SEC Staff Legal Bulletin (Oct. 27, 2009).

Durkin says UBC may refile its triennial say-on-pay proposal, although no final decision had been made at press-time. That idea would require a vote on compensation plans every three years, plus another vote on yearly and long-term incentive plans and post-employment pay which shareholders would decide annually. UBC filed 20 such proposals in 2009, but withdrew most of them to focus on lobbying efforts.

That aside, UBC is also drafting a set of executive compensation principles it will convey to 75 to 100 companies. The union will request time with each to discuss if and how it incorporates those principles, Durkin says.

Performance Matters

The AFL-CIO also plans to unveil new proposals this season, mostly dealing with the roles directors should (or should not) play on boards and other reforms to sharpen the focus of compensation plans.

One resolution will call for a handful of companies to adopt a policy that bars active or retired CEOs from serving on their compensation committee. That proposal targets S&P 500 companies where the CEO is also the chairman, where performance was poor both in absolute terms and relative to peers, and where two or more CEOs serve on the compensation committee.

“All too often, CEOs pick other CEOs who won’t object to their pay to sit on the compensation committee,” says Vineeta Anand, chief research analyst for the AFL-CIO’s Office of Investment.

Another proposal will squeeze banks and other recipients of government bailout money: If those funds haven’t been repaid to the government yet, the company would need to tell shareholders about any executive compensation over $500,000, the limit of what bailout recipients can count as deductible to the company.

The AFL-CIO will also re-file a proposal calling for companies to separate their CEO and chairman roles. In 2009, shareholder resolutions seeking independent board chairs averaged 36.3 percent support in the United States, up from 29.8 percent in 2008, according to RiskMetrics.

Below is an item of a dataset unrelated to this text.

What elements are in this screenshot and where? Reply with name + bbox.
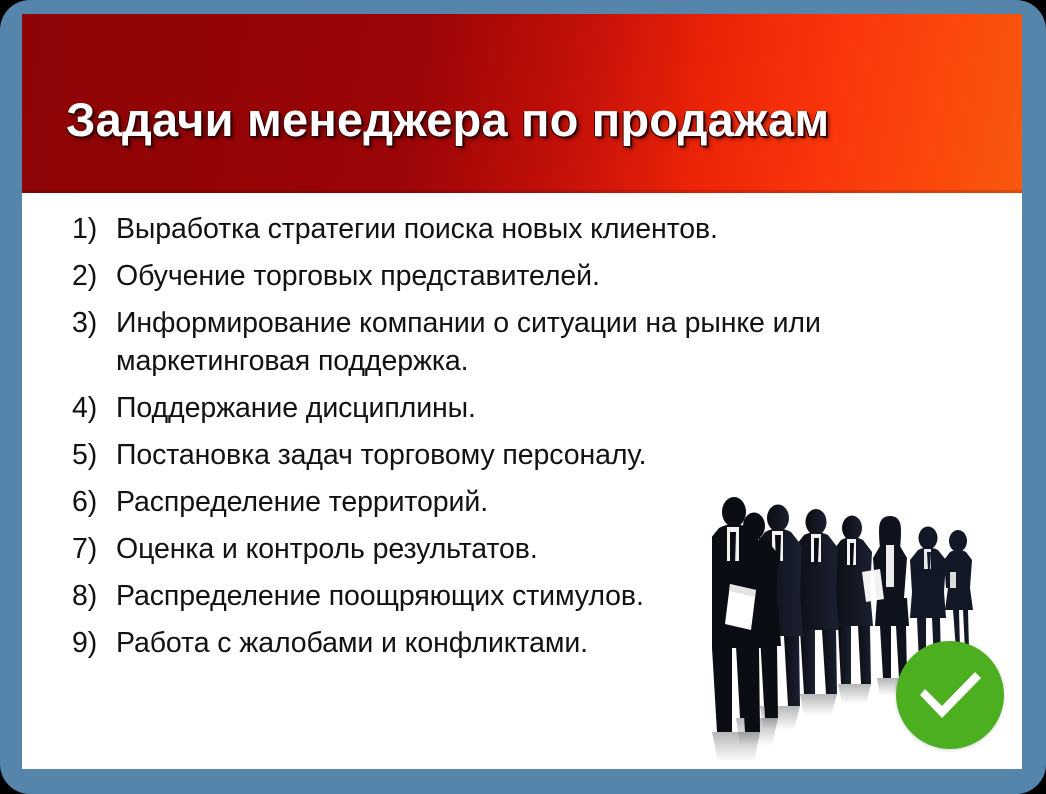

McGurn says those proposals are being discussed by independent directors themselves, who increasingly see separate roles as a best practice, and something the government will probably mandate anyway. “The voices in the current debate … have made this a topic of debate in boardrooms, not just something that’s being pushed by activists,” he says.

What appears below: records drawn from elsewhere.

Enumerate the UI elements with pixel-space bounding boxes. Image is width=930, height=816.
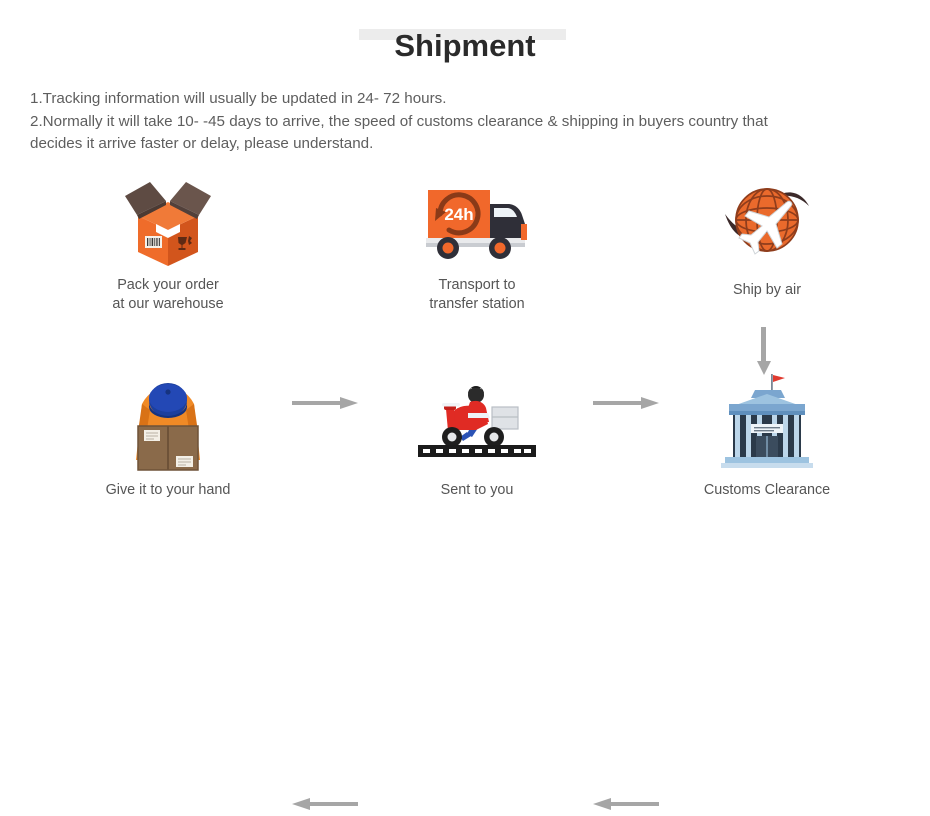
step-caption: Transport to transfer station (377, 276, 577, 314)
step-caption: Ship by air (667, 281, 867, 300)
step-ship-by-air: Ship by air (667, 172, 867, 300)
step-caption: Sent to you (377, 481, 577, 500)
delivery-truck-24h-icon: 24h (377, 172, 577, 272)
step-caption: Customs Clearance (667, 481, 867, 500)
step-caption: Give it to your hand (68, 481, 268, 500)
process-row-top: Pack your order at our warehouse (0, 172, 930, 322)
step-pack-order: Pack your order at our warehouse (68, 172, 268, 314)
arrow-sent-to-hand (292, 797, 358, 811)
open-box-icon (68, 172, 268, 272)
courier-with-box-icon (68, 372, 268, 472)
step-transport-transfer-station: 24h Transport to transfer station (377, 172, 577, 314)
step-sent-to-you: Sent to you (377, 372, 577, 500)
process-row-bottom: Give it to your hand (0, 372, 930, 522)
step-caption: Pack your order at our warehouse (68, 276, 268, 314)
info-line-1: 1.Tracking information will usually be u… (30, 88, 900, 111)
arrow-customs-to-sent (593, 797, 659, 811)
shipping-info-paragraph: 1.Tracking information will usually be u… (30, 88, 900, 156)
page-title-wrapper: Shipment (0, 22, 930, 68)
step-give-to-your-hand: Give it to your hand (68, 372, 268, 500)
info-line-2: 2.Normally it will take 10- -45 days to … (30, 111, 900, 134)
arrow-air-to-customs (757, 327, 771, 375)
page-title: Shipment (394, 30, 535, 61)
truck-badge-text: 24h (444, 205, 473, 224)
step-customs-clearance: Customs Clearance (667, 372, 867, 500)
scooter-delivery-icon (377, 372, 577, 472)
customs-building-icon (667, 372, 867, 472)
globe-airplane-icon (667, 172, 867, 272)
info-line-3: decides it arrive faster or delay, pleas… (30, 133, 900, 156)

The American Federation of State, County, and Municipal Employees, long a source of stress for corporations during proxy season, also says executive compensation will be its main focus again this year.

Ferlauto

Rich Ferlauto, former director of pension and benefit policy at the AFSCME, says the structure of executive pay will again be its main focus.

The AFSCME will re-file proposals calling for companies to require executives to hold most of their equity compensation through retirement. It will also re-file proposals that attempt to roll back compensation programs shareholders dislike, such as tax gross-ups and golden coffins, says Richard Ferlauto, the AFSCME’s director of pension and benefit policy. (Ferlauto himself will be starting a job at the SEC’s Office of Investor Education this year.)

The AFSCME also plans to file at least a half-dozen proposals calling for companies to reimburse shareholders for at least some of the expenses in a proxy fight, similar to an amendment adopted in October by HealthSouth.

“Since the SEC won’t have adopted rule-making that allows proxy-access proposals on the ballot for next season, we see solicitation reimbursement as a proxy for proxy access,” Ferlauto says.